3.4.14 Execução do julgado
Preceitua o art. 15 da LACP que “Decorridos 60 (sessenta) dias do trânsito em julgado
da sentença condenatória, sem que a associação autora lhe promova a execução, deverá fazê-
lo o Ministério Público, facultada igual iniciativa aos demais legitimados”. Milaré (2011, p.
1466-1467) acrescenta que “[...] a inércia de qualquer colegitimado que se tenha sagrado
vencedor na demanda – e não apenas a da “associação autora”, como está na lei – autoriza os
demais a precipitar a execução”, e ainda que “[...] enquanto para uns a movimentação no
sentido de deflagar a execução da sentença condenatória encerra uma mera faculdade, para o
Ministério Público é dever funcional, verdadeiro múnus”.
De resto, aplica-se à sentença proferida em sede de ação civil pública ambiental, as
disposições atinentes à execução no processo civil comum, ou seja, em princípio cabe à parte
que teve sua pretensão acolhida promover a execução, a qual não mais necessita ser feita em
autos apartados, podendo ocorrer no bojo dos autos do mesmo processo relativo à fase
cognitiva.
49
CONSIDERAÇÕES FINAIS
A presente monografia se propôs a apresentar a importância da Ação Civil Pública
como importante instrumento de proteção do meio ambiente, visto que, através Termo de
Compromisso de Ajustamento de Conduta (TAC), do respectivo inquérito civil público esta
se efetiva enquanto instrumento de defesa do direito fundamental de todos ao meio ambiente
ecologicamente equilibrado, nos moldes do art. 225, caput, da Lei Fundamental de 1988.
De início, hipoteticamente, arguiu-se que a celebração de termo de compromisso de
conduta, quando da defesa do meio ambiente, apresentaria a vantagem de se evitar a
judicialização da demanda, de modo a alcançar o resultado pretendido com maior celeridade,
sendo que, uma vez não cumprido o TAC possui força de título executivo extrajudicial. De
igual, levantou-se a hipótese de que a legitimidade ativa para a propositura da ação civil
pública seria concorrente, diferentemente da ação penal pública, na qual a legitimidade ativa é
privativa do Ministério Público.
Todas as hipóteses suscitadas ao início da pesquisa motivadora desta monografia
restaram, portanto, ratificadas. Com efeito, os estudos realizados acerca da ação civil pública
permitem concluir que esta é um importante instrumento de defesa do meio ambiente, na
medida em que diversos são os colegitimados à sua propositura, conforme se depreende do
art. 5º da Lei nº. 7.347/85. No entanto, tem se observado que o Poder Público, o qual recebe
legitimação tanto da Constituição Federal (art. 225, caput) quanto da LACP para atuar no
polo ativo dessa relação jurídico-processual, muitas vezes, acaba por integrar o polo passivo
da relação jurídico-processual, seja por comissão seja, principalmente, por omissão em seu
dever constitucional de proteção ao meio ambiente.
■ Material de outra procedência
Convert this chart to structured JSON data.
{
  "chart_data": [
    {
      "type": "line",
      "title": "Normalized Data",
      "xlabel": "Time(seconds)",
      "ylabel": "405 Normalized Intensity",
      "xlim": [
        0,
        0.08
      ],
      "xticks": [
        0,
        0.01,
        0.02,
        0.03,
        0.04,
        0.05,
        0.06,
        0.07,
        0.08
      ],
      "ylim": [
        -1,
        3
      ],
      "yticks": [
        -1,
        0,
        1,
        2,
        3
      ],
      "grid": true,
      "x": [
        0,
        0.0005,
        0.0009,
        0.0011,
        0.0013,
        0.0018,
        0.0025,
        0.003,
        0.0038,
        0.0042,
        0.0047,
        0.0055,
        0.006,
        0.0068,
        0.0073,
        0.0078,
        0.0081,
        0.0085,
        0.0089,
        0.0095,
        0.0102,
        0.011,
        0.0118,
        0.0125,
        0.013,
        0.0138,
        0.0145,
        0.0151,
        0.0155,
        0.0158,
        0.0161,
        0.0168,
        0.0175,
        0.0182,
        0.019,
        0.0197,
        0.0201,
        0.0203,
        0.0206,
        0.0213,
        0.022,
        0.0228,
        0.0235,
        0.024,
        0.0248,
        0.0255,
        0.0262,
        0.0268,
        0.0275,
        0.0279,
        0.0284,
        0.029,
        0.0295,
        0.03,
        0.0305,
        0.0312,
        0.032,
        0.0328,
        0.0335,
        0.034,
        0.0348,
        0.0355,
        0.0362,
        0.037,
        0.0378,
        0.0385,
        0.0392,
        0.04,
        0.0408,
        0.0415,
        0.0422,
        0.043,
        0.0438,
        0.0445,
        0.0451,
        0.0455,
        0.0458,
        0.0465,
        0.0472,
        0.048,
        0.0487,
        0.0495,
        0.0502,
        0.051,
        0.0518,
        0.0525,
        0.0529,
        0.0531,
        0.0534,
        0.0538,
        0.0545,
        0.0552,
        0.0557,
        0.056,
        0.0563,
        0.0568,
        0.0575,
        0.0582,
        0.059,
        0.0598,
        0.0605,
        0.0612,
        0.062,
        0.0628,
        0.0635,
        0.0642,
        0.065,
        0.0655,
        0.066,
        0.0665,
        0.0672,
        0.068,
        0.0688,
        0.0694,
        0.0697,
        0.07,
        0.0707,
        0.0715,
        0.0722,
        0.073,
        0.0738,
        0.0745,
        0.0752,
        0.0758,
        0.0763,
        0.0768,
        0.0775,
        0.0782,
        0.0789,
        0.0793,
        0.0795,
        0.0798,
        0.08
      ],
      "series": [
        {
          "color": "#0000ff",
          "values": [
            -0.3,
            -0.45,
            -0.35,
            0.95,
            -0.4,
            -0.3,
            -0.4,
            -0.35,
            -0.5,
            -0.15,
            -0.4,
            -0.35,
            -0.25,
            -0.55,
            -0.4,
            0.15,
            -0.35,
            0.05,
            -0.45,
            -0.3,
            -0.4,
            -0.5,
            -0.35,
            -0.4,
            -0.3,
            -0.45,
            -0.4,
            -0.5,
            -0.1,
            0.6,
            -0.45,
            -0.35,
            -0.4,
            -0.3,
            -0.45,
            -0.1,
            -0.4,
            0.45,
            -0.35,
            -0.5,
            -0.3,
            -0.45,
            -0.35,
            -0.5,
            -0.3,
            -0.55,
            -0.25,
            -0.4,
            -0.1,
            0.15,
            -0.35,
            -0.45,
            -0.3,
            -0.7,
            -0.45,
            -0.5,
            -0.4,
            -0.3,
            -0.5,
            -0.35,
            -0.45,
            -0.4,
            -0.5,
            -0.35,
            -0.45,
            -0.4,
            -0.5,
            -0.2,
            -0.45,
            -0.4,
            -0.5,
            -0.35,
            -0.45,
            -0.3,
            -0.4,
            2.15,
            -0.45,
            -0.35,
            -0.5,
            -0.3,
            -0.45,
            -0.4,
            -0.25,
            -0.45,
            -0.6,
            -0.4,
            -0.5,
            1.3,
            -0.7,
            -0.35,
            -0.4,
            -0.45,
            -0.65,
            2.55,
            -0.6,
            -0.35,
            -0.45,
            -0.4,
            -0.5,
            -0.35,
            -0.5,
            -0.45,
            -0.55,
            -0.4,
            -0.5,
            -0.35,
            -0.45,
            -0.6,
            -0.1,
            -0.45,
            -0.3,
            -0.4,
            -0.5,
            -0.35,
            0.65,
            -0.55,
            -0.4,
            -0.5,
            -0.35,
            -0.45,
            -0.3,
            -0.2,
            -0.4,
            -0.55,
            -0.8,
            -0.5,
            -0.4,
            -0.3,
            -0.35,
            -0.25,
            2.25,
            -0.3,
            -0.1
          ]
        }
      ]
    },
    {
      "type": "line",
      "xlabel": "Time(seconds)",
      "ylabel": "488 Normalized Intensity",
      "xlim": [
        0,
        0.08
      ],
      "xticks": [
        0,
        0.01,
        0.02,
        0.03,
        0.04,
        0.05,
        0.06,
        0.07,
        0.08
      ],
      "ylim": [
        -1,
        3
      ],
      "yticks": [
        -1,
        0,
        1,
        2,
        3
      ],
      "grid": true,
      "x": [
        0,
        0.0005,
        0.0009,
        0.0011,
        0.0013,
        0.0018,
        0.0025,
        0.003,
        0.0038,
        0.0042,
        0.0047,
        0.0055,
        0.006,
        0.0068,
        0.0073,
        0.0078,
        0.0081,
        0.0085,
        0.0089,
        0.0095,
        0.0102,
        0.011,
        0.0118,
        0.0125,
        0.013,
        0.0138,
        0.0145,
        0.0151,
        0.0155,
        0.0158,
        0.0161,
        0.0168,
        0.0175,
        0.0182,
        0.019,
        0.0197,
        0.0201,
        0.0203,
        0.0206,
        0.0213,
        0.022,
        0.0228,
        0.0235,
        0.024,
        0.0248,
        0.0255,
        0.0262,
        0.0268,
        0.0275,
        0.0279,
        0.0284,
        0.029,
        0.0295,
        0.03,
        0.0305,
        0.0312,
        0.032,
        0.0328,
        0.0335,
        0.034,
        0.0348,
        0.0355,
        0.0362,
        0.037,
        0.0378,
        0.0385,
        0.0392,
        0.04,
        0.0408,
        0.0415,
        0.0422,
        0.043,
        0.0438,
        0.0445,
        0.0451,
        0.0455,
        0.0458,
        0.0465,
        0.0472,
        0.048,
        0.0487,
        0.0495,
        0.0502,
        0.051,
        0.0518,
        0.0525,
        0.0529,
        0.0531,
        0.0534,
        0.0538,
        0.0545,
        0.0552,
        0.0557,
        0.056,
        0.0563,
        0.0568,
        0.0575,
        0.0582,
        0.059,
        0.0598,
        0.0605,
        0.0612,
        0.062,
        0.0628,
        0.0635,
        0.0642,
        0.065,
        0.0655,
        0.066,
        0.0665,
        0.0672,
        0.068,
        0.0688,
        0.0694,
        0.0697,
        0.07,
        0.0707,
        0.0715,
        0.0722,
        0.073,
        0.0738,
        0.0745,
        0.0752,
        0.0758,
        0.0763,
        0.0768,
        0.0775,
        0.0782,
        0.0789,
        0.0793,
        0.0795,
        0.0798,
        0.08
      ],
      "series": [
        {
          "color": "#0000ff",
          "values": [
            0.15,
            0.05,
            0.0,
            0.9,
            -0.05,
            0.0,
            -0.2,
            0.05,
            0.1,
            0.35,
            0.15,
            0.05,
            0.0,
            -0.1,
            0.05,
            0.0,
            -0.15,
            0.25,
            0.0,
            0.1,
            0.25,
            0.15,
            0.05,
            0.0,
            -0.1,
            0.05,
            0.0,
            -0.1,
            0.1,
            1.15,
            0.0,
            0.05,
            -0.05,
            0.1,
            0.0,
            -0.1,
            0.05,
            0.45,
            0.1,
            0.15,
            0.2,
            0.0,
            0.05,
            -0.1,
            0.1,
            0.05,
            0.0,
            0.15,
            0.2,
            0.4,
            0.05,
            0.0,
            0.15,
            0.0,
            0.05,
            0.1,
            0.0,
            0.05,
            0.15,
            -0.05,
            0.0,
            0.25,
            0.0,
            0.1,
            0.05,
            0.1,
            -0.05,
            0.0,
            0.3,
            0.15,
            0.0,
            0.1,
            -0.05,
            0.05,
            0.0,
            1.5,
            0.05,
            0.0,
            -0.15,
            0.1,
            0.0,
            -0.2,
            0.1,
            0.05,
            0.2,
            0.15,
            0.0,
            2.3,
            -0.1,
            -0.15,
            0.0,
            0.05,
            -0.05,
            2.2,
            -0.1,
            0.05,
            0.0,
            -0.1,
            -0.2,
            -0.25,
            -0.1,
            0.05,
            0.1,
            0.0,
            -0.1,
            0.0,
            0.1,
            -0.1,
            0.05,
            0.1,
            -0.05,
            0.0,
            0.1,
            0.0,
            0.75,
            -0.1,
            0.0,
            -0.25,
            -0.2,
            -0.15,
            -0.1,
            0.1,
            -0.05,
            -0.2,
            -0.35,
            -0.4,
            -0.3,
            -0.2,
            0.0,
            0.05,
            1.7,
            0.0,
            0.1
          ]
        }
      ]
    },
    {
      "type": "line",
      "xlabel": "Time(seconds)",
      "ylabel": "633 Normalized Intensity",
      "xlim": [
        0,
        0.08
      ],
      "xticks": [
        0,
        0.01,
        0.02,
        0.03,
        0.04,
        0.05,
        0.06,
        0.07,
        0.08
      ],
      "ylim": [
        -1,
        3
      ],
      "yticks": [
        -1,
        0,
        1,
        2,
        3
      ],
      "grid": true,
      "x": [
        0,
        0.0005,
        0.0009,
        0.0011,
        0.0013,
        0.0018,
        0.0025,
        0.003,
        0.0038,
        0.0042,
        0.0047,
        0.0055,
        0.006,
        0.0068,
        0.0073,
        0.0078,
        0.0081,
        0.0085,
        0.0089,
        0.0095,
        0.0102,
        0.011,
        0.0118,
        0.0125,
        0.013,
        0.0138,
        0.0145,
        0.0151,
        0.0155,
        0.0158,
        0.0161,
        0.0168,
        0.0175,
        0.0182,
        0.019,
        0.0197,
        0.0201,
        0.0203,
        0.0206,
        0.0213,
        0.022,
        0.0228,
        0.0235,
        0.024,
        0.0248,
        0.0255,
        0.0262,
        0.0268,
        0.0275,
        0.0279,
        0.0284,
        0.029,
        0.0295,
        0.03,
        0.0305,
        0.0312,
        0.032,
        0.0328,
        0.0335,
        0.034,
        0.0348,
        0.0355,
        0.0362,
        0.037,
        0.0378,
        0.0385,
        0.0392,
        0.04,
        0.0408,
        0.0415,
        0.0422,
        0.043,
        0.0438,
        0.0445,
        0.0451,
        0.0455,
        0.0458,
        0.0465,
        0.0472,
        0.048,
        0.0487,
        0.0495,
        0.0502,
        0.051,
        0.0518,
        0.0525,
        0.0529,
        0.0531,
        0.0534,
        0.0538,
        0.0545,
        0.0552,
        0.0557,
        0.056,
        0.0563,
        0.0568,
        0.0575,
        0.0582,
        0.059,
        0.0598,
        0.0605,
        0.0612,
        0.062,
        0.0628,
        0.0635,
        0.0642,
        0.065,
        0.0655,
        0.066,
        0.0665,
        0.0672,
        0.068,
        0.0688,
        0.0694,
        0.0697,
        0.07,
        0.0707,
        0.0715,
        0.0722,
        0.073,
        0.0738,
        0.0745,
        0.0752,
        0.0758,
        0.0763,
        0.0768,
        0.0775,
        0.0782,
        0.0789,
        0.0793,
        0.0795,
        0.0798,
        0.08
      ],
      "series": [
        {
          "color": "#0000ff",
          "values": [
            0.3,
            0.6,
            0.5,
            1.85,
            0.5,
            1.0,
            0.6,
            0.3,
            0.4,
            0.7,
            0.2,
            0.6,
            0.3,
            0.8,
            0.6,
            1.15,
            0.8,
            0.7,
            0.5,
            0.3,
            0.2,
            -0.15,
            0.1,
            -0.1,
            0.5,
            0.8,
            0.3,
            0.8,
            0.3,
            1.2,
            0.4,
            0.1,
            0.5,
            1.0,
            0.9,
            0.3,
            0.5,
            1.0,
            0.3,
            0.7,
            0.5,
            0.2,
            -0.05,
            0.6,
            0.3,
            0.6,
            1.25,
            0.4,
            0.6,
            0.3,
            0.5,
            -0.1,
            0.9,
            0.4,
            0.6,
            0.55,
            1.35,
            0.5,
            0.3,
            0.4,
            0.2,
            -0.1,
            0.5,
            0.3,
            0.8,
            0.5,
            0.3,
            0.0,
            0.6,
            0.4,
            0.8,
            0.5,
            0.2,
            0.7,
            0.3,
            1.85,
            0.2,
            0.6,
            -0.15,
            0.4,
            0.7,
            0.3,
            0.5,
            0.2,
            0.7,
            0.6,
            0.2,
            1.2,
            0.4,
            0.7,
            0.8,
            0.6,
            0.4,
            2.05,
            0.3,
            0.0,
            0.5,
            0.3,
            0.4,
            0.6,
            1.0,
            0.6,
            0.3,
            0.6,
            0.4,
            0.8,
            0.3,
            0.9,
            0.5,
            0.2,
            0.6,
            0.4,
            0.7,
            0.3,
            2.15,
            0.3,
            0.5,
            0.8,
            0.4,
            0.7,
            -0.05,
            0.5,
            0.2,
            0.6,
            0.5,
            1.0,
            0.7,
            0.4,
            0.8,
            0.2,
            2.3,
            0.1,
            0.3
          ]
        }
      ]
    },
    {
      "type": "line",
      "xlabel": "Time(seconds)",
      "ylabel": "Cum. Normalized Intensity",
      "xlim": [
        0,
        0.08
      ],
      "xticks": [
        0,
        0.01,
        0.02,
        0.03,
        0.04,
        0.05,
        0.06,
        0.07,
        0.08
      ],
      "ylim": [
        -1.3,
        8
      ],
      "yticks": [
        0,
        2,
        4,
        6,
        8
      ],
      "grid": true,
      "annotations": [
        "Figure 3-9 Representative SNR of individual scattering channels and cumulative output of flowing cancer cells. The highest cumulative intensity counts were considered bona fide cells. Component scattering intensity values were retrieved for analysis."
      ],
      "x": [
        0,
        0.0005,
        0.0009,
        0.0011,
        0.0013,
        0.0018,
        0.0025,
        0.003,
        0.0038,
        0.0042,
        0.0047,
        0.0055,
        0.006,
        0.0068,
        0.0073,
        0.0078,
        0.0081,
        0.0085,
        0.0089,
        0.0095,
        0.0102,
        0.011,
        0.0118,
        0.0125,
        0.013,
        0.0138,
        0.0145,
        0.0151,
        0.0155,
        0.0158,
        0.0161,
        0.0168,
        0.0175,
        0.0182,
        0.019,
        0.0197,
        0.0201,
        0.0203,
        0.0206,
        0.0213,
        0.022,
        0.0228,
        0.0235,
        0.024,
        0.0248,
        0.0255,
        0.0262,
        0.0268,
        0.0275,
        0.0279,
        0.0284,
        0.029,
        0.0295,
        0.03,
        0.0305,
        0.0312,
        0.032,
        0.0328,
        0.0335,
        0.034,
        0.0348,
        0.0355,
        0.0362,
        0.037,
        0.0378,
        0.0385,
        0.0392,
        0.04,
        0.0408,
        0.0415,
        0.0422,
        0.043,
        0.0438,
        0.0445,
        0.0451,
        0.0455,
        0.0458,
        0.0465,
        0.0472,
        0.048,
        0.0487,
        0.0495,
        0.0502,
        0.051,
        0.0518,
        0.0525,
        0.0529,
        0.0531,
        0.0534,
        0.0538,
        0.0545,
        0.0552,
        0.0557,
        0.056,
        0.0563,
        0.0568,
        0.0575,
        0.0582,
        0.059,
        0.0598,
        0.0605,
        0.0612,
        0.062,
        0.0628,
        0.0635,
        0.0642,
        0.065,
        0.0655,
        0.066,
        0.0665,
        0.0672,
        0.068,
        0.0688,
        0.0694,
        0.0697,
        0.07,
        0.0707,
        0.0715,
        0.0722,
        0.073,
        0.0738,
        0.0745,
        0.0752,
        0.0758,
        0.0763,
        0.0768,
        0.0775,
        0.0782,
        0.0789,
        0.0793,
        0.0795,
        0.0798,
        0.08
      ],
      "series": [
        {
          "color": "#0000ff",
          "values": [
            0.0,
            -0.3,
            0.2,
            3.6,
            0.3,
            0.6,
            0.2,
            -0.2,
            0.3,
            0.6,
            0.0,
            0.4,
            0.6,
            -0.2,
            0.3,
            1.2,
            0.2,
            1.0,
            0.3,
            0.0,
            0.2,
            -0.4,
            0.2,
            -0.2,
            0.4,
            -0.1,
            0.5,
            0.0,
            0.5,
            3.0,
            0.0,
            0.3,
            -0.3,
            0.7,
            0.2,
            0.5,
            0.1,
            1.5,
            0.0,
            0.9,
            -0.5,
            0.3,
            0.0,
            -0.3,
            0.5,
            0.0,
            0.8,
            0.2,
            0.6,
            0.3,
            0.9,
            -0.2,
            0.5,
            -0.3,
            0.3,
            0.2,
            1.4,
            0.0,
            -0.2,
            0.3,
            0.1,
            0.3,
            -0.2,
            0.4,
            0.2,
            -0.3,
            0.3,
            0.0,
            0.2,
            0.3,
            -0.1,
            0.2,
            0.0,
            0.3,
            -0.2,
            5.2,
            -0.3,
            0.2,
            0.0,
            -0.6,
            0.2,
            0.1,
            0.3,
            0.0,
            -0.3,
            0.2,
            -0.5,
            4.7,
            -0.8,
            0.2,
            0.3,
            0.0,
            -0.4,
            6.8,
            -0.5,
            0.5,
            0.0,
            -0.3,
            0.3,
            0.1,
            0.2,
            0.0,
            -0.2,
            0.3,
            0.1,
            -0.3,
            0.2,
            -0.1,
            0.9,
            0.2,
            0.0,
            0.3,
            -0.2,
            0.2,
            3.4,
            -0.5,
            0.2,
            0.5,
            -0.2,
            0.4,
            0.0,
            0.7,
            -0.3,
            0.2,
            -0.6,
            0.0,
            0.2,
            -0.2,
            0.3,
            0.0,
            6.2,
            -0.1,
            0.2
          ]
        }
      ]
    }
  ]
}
Restou claro também que o compromisso de ajustamento de conduta e o inquérito civil
público, este de competência exclusiva do Ministério Público, por vezes, têm permitido a
reparação do dano ambiental, evitando-se, com isso, a necessidade de provocação do Poder
Judiciário. Nesse sentido, ambos têm contribuído para proteção do meio ambiente natural e
apresentam a vantagem de permitirem a concretização do resultado pretendido sem a demora
comum das demandas judiciais que, por vezes, repercutem na ineficácia da tutela jurisdicional
obtida.
Verificou-se que, dentre todos os legitimados ao ajuizamento da ação civil pública, o
Ministério Público é o que mais tem atuado na preservação e defesa do meio ambiente. De
fato, esse órgão, como defensor dos interesses indisponíveis da sociedade, assume relevante
50
função, uma vez que pode receber denúncias do próprio cidadão como pontapé inicial para a
propositura de ações dessa natureza.
Conclui-se, por fim, que, sem prejuízo de outros meios de que possam se valer, como
da ação popular, por exemplo, a ação civil pública é, direta ou indiretamente, uma alternativa
posta à disposição da sociedade civil para a defesa do meio ambiente natural, constituindo,
assim, importante instrumento de democratização do processo.